Article

Yannis Dosios
Yannis Dosios 14 March 2023
Categories Advertising, B2B, Technology

Why Multimedia Classification Holds the Key to Unlocking the Advertising Potential of CTV and AVOD

Consumer demand for streaming services is growing rapidly and shows no signs of slowing down. We are no longer awaiting the arrival of AVOD (Advertising-Based Video On Demand) streaming services and CTV devices: such platforms are fast becoming the media of choice for consumers.

Across the EU5 markets, between January 2020 and May 2021, traditional TV viewing rose by 17%, while CTV consumption increased by 55%. Just like the shift to mobile before, the rush of consumers to CTV and AVOD is entrenched and will continue to grow into the future.

However, while ad money is following consumer habits, there remain concerns amongst advertisers about the quality of ad placement.

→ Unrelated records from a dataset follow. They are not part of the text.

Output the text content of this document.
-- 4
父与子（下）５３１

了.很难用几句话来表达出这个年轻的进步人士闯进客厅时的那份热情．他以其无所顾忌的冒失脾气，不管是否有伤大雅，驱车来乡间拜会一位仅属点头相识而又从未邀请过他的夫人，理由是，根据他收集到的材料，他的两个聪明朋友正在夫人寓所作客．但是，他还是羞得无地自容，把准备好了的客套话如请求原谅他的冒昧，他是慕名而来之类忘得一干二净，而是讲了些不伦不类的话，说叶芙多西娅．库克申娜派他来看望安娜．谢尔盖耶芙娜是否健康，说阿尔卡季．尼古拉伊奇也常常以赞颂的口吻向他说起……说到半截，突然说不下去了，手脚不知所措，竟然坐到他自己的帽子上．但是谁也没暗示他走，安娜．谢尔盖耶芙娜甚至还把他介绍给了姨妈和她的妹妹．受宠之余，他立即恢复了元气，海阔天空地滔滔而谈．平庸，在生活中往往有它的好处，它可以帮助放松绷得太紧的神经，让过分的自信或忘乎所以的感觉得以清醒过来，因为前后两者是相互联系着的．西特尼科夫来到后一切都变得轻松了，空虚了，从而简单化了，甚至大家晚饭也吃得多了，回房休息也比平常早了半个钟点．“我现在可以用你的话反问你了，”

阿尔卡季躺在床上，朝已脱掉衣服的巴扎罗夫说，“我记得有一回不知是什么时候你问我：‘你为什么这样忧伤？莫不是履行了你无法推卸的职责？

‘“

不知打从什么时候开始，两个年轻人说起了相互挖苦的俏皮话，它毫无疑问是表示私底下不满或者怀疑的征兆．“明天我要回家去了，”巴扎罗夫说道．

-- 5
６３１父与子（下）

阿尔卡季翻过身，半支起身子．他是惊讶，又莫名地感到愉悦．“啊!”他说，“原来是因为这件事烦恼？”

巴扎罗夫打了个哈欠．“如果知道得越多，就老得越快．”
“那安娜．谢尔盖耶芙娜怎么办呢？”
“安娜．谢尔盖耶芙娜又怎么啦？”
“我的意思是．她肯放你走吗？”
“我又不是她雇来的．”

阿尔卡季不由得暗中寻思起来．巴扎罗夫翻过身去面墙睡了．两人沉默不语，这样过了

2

Multimedia classification solutions that are able to classify video content - in the same way that is done for text on web pages today - hold the key to solving the impasse of transparency and brand safety for advertisers.

The Rise of AVOD

Think of a snapshot of a sports match or news segment: ‘reading’ video that contains countless frames with multiple layers on screen and includes audio is the first challenge. But as the technology develops and the uptake increases, advertisers will be better placed to make the most of changing consumer habits and to gain their attention.

The exciting potential for advertisers looking to spend in CTV and has been underscored by the abundance of streaming platforms launching an ad-supported tier. A consensus is growing that the long term health of streaming will be sustained, in part at least, by advertising.

The numbers support this logic: across Europe, streaming is preferred by 71% of audiences over linear TV, and brands are increasing their spend on CTV and streaming. According to a report by eMarketer, global CTV ad spend will double in the next five years from $16.6bn in 2021 to $32.6bn in 2026.

At the same time, however, agency professionals have identified brand safety and CTV transparency as a leading challenge of buying CTV inventory programmatically.

Advertisers Demand Better Transparency

Streaming platforms are committed to delivering a surpassed TV experience for advertisers, a claim that speaks directly to advertisers’ concerns. For all the attractions of AVOD and CTV, advertisers are still drawn to the transparency of linear television. AVOD does not yet offer the clarity of linear spend, as uncertainty lingers over when and where ads will be served.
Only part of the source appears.